Access MinIO using an S3 Client

S3 client applications offer a secure way to upload and manage object storage files. The MinIO API runs on port 9000 and accepts S3 connections on your server to create and manage files. Follow the steps below to use an S3 client application such as S3 Browser to establish a connection and upload files on your server.

  1. Navigate to Access Keys within your MinIO console interface to set up new authentication keys.

  2. Click Create access key to generate a new access and secret key with random values.

    Create Access Keys

  3. Set your desired expiry date and name. Then, click Create to apply the new keys on your server.

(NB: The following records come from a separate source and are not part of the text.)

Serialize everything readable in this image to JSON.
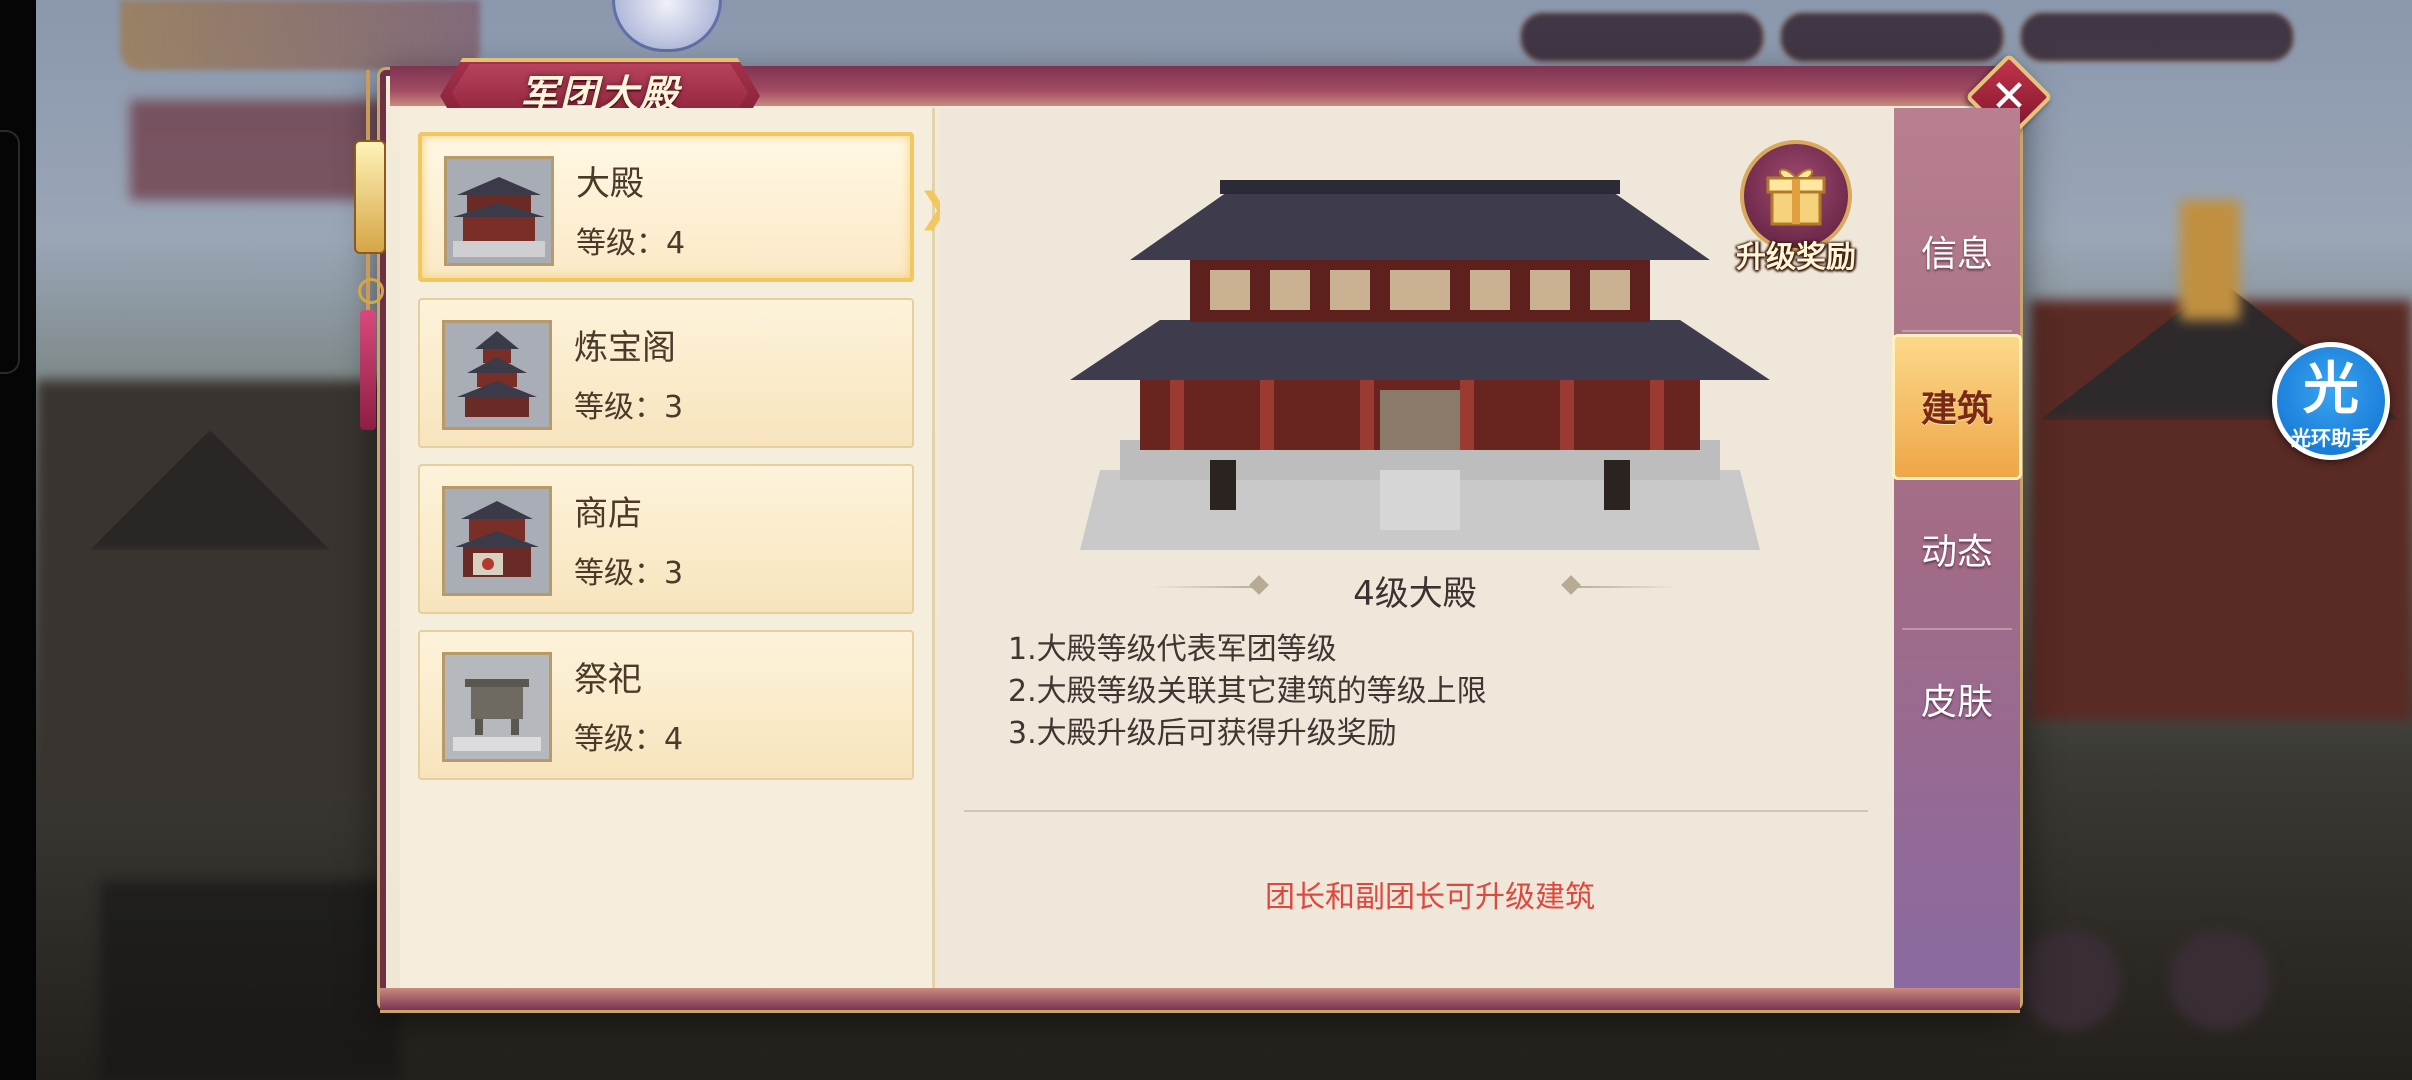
{
  "panel": {
    "title": "军团大殿",
    "close_icon": "close-icon"
  },
  "buildings": [
    {
      "name": "大殿",
      "level_label": "等级：4",
      "selected": true
    },
    {
      "name": "炼宝阁",
      "level_label": "等级：3",
      "selected": false
    },
    {
      "name": "商店",
      "level_label": "等级：3",
      "selected": false
    },
    {
      "name": "祭祀",
      "level_label": "等级：4",
      "selected": false
    }
  ],
  "detail": {
    "level_title": "4级大殿",
    "reward_label": "升级奖励",
    "reward_icon": "gift-icon",
    "descriptions": [
      "1.大殿等级代表军团等级",
      "2.大殿等级关联其它建筑的等级上限",
      "3.大殿升级后可获得升级奖励"
    ],
    "notice": "团长和副团长可升级建筑",
    "notice_color": "#e2473e"
  },
  "tabs": [
    {
      "label": "信息",
      "active": false
    },
    {
      "label": "建筑",
      "active": true
    },
    {
      "label": "动态",
      "active": false
    },
    {
      "label": "皮肤",
      "active": false
    }
  ],
  "helper": {
    "glyph": "光",
    "label": "光环助手"
  },
  "colors": {
    "frame": "#6e3046",
    "gold": "#c8a56a",
    "active_tab": "#f2b858"
  }
}
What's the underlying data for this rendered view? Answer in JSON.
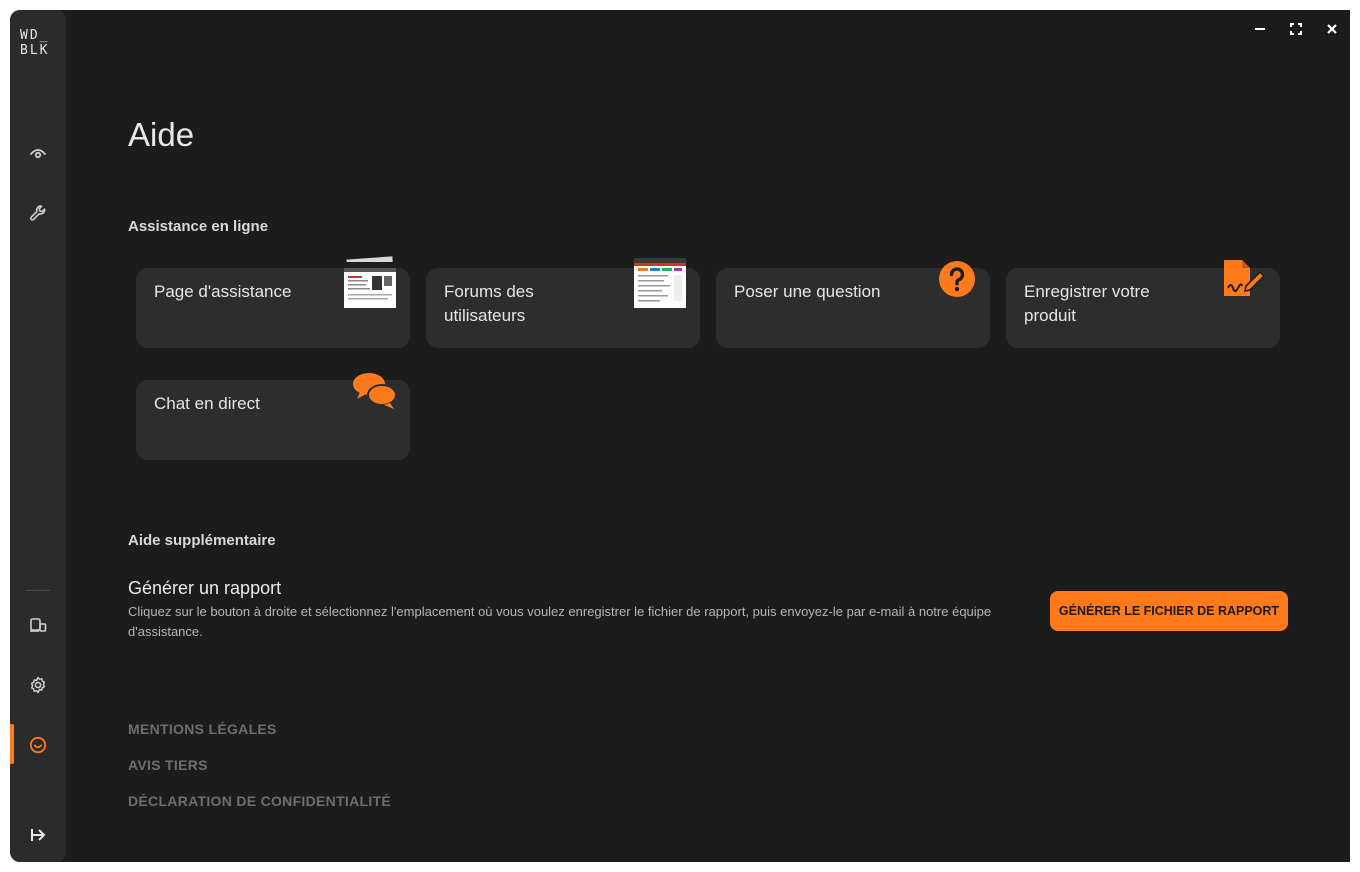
{
  "app": {
    "logo_line1": "WD_",
    "logo_line2": "BLK"
  },
  "colors": {
    "accent": "#ff7a1a",
    "background": "#1c1c1c",
    "sidebar": "#2b2b2b",
    "card": "#2d2d2d"
  },
  "sidebar": {
    "items": [
      {
        "name": "dashboard",
        "icon": "eye-icon"
      },
      {
        "name": "tools",
        "icon": "wrench-icon"
      },
      {
        "name": "devices",
        "icon": "devices-icon"
      },
      {
        "name": "settings",
        "icon": "gear-icon"
      },
      {
        "name": "help",
        "icon": "smile-icon",
        "active": true
      },
      {
        "name": "exit",
        "icon": "exit-icon"
      }
    ]
  },
  "page": {
    "title": "Aide"
  },
  "online_support": {
    "heading": "Assistance en ligne",
    "cards": [
      {
        "label": "Page d'assistance",
        "icon": "web-page-thumbnail"
      },
      {
        "label": "Forums des utilisateurs",
        "icon": "forum-thumbnail"
      },
      {
        "label": "Poser une question",
        "icon": "question-circle-icon"
      },
      {
        "label": "Enregistrer votre produit",
        "icon": "register-document-icon"
      },
      {
        "label": "Chat en direct",
        "icon": "chat-bubbles-icon"
      }
    ]
  },
  "additional_help": {
    "heading": "Aide supplémentaire",
    "report_title": "Générer un rapport",
    "report_description": "Cliquez sur le bouton à droite et sélectionnez l'emplacement où vous voulez enregistrer le fichier de rapport, puis envoyez-le par e-mail à notre équipe d'assistance.",
    "report_button": "GÉNÉRER LE FICHIER DE RAPPORT"
  },
  "footer": {
    "links": [
      "MENTIONS LÉGALES",
      "AVIS TIERS",
      "DÉCLARATION DE CONFIDENTIALITÉ"
    ]
  }
}
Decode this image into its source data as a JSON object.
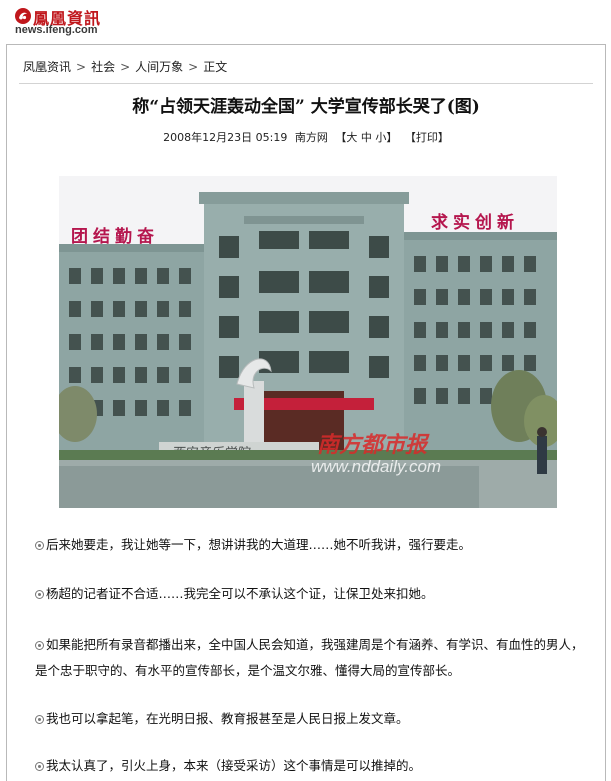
{
  "header": {
    "logo_cn": "鳳凰資訊",
    "logo_url": "news.ifeng.com",
    "logo_icon": "phoenix-logo-icon"
  },
  "breadcrumb": [
    "凤凰资讯",
    "社会",
    "人间万象",
    "正文"
  ],
  "breadcrumb_separator": ">",
  "article": {
    "title": "称“占领天涯轰动全国”  大学宣传部长哭了(图)",
    "date": "2008年12月23日 05:19",
    "source": "南方网",
    "font_size_label": "【大 中 小】",
    "print_label": "【打印】"
  },
  "photo": {
    "banner_left": "团结勤奋",
    "banner_right": "求实创新",
    "building_sign": "西安音乐学院",
    "watermark_cn": "南方都市报",
    "watermark_url": "www.nddaily.com",
    "colors": {
      "sky": "#f2f2f4",
      "building": "#8ea5a3",
      "banner_text": "#b5164e",
      "watermark": "#d92a2a"
    }
  },
  "paragraphs": [
    "后来她要走，我让她等一下，想讲讲我的大道理……她不听我讲，强行要走。",
    "杨超的记者证不合适……我完全可以不承认这个证，让保卫处来扣她。",
    "如果能把所有录音都播出来，全中国人民会知道，我强建周是个有涵养、有学识、有血性的男人，是个忠于职守的、有水平的宣传部长，是个温文尔雅、懂得大局的宣传部长。",
    "我也可以拿起笔，在光明日报、教育报甚至是人民日报上发文章。",
    "我太认真了，引火上身，本来（接受采访）这个事情是可以推掉的。"
  ],
  "bullet_icon": "circle-bullet-icon"
}
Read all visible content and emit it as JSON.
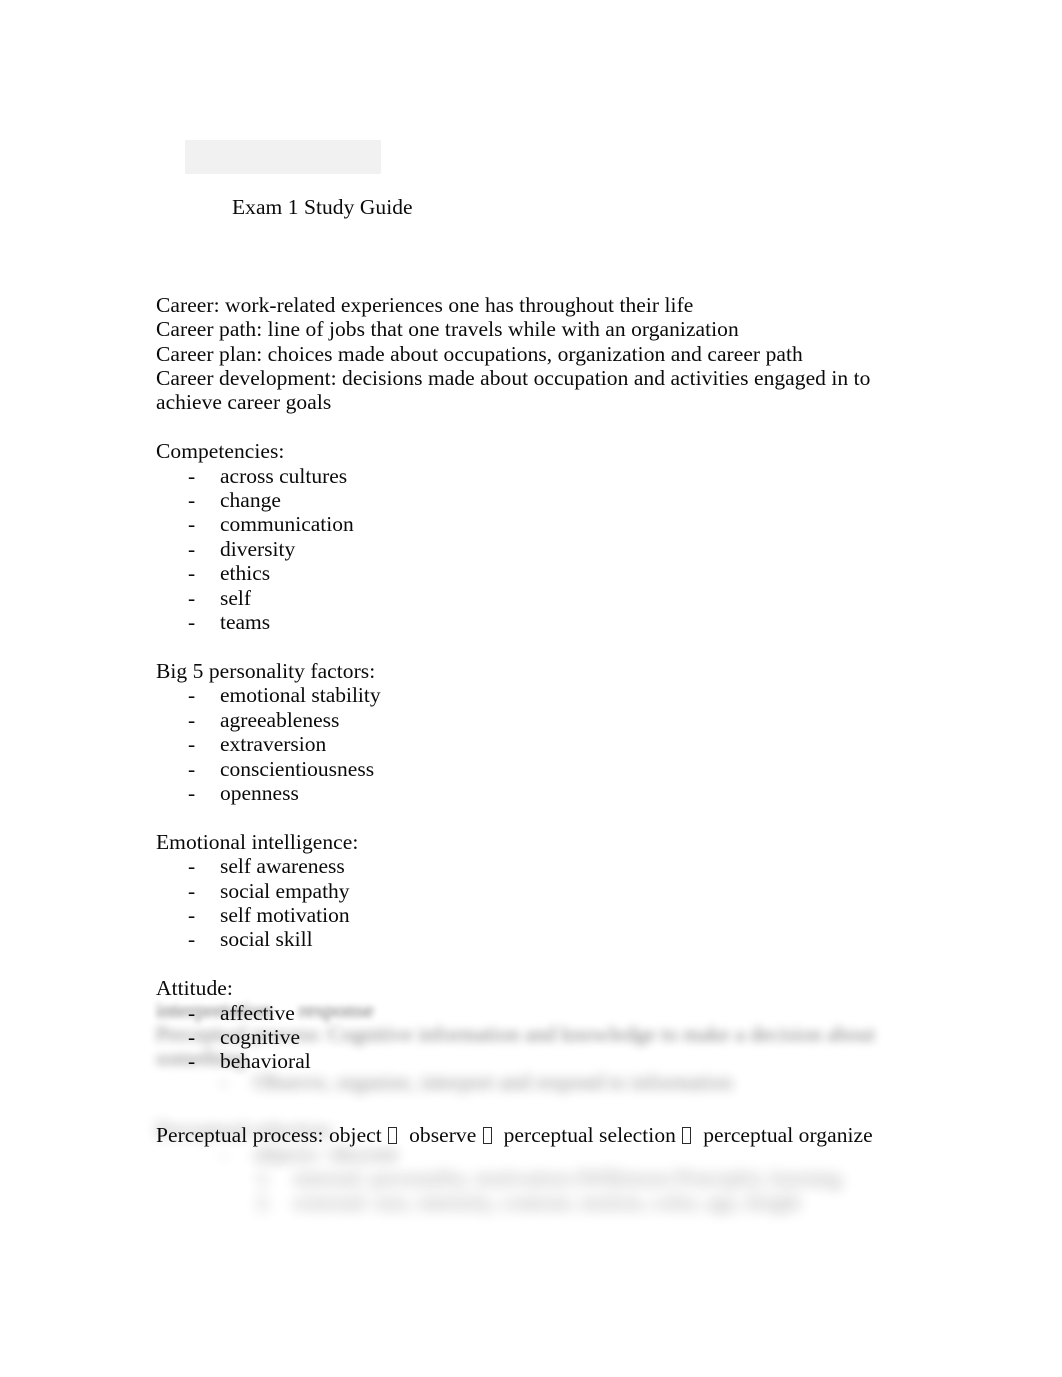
{
  "document": {
    "title": "Exam 1 Study Guide",
    "definitions": [
      "Career: work-related experiences one has throughout their life",
      "Career path: line of jobs that one travels while with an organization",
      "Career plan: choices made about occupations, organization and career path",
      "Career development: decisions made about occupation and activities engaged in to achieve career goals"
    ],
    "sections": [
      {
        "heading": "Competencies:",
        "marker": "-",
        "items": [
          "across cultures",
          "change",
          "communication",
          "diversity",
          "ethics",
          "self",
          "teams"
        ]
      },
      {
        "heading": "Big 5 personality factors:",
        "marker": "-",
        "items": [
          "emotional stability",
          "agreeableness",
          "extraversion",
          "conscientiousness",
          "openness"
        ]
      },
      {
        "heading": "Emotional intelligence:",
        "marker": "-",
        "items": [
          "self awareness",
          "social empathy",
          "self motivation",
          "social skill"
        ]
      },
      {
        "heading": "Attitude:",
        "marker": "-",
        "items": [
          "affective",
          "cognitive",
          "behavioral"
        ]
      }
    ],
    "perceptual_process": {
      "label": "Perceptual process:",
      "steps": [
        "object",
        "observe",
        "perceptual selection",
        "perceptual organize"
      ],
      "arrow_glyph": "missing-glyph-box"
    },
    "blurred_preview": {
      "note": "lower portion of page is blurred preview",
      "lines": [
        {
          "text": "interpretation     response",
          "indent": 0,
          "blur": 1
        },
        {
          "text": "Perceptual process: Cognitive information and knowledge to make a decision about",
          "indent": 0,
          "blur": 2
        },
        {
          "text": "something",
          "indent": 0,
          "blur": 2
        },
        {
          "text": "-     Observe, organize, interpret and respond to information",
          "indent": 1,
          "blur": 3
        },
        {
          "text": "Perceptual selection:",
          "indent": 0,
          "blur": 4
        },
        {
          "text": "-     objects / discrete",
          "indent": 1,
          "blur": 4
        },
        {
          "text": "1.    internal: personality, motivation (Wilkinson Principle), learning",
          "indent": 2,
          "blur": 5
        },
        {
          "text": "2.    external: size, intensity, contrast, motion, color, age, height",
          "indent": 2,
          "blur": 5
        }
      ]
    }
  }
}
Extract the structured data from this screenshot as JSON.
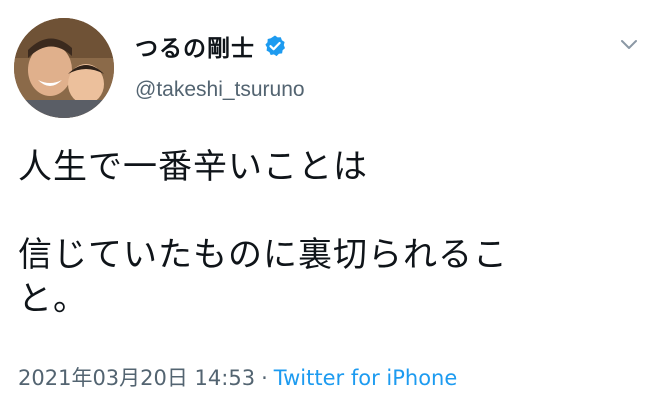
{
  "user": {
    "display_name": "つるの剛士",
    "handle": "@takeshi_tsuruno",
    "verified": true
  },
  "tweet": {
    "lines": [
      "人生で一番辛いことは",
      "",
      "信じていたものに裏切られるこ",
      "と。"
    ]
  },
  "meta": {
    "timestamp": "2021年03月20日 14:53",
    "separator": "·",
    "source": "Twitter for iPhone"
  },
  "icons": {
    "verified": "verified-badge-icon",
    "menu": "chevron-down-icon"
  },
  "colors": {
    "verified_blue": "#1d9bf0",
    "link_blue": "#1d9bf0",
    "secondary_text": "#536471",
    "primary_text": "#0f1419"
  }
}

  4. Copy the generated keys or click Download for Import to save the keys to a file on your device.

    View Generated Keys

  5. Download and install an S3 client application on your device. For example, S3 Browser.

  6. Open the S3 Browser application on your device and click Add new account within the Accounts menu.

  7. Select S3 Compatible Storage or Amazon S3 as the account type. Then, enter your MinIO API URL in the REST ENDPOINT field.

    https://minio.example.com:9000

    Add new S3 Storage in S3 Browser

  8. Click Connect to save the new S3 storage account and connect to your MinIO server.

  9. Verify that your MinIO buckets display in the S3 client application. Then, click any bucket to view the available objects.

    View MinIO Bucket Objects

Conclusion

You have deployed MinIO on your Ubuntu 24.04 server and configured the application to manage files using the main console web interface. MinIO is compatible with most applications and uses the S3 API to integrate with other services on your server. For more configuration options, please visit the official MinIO documentation.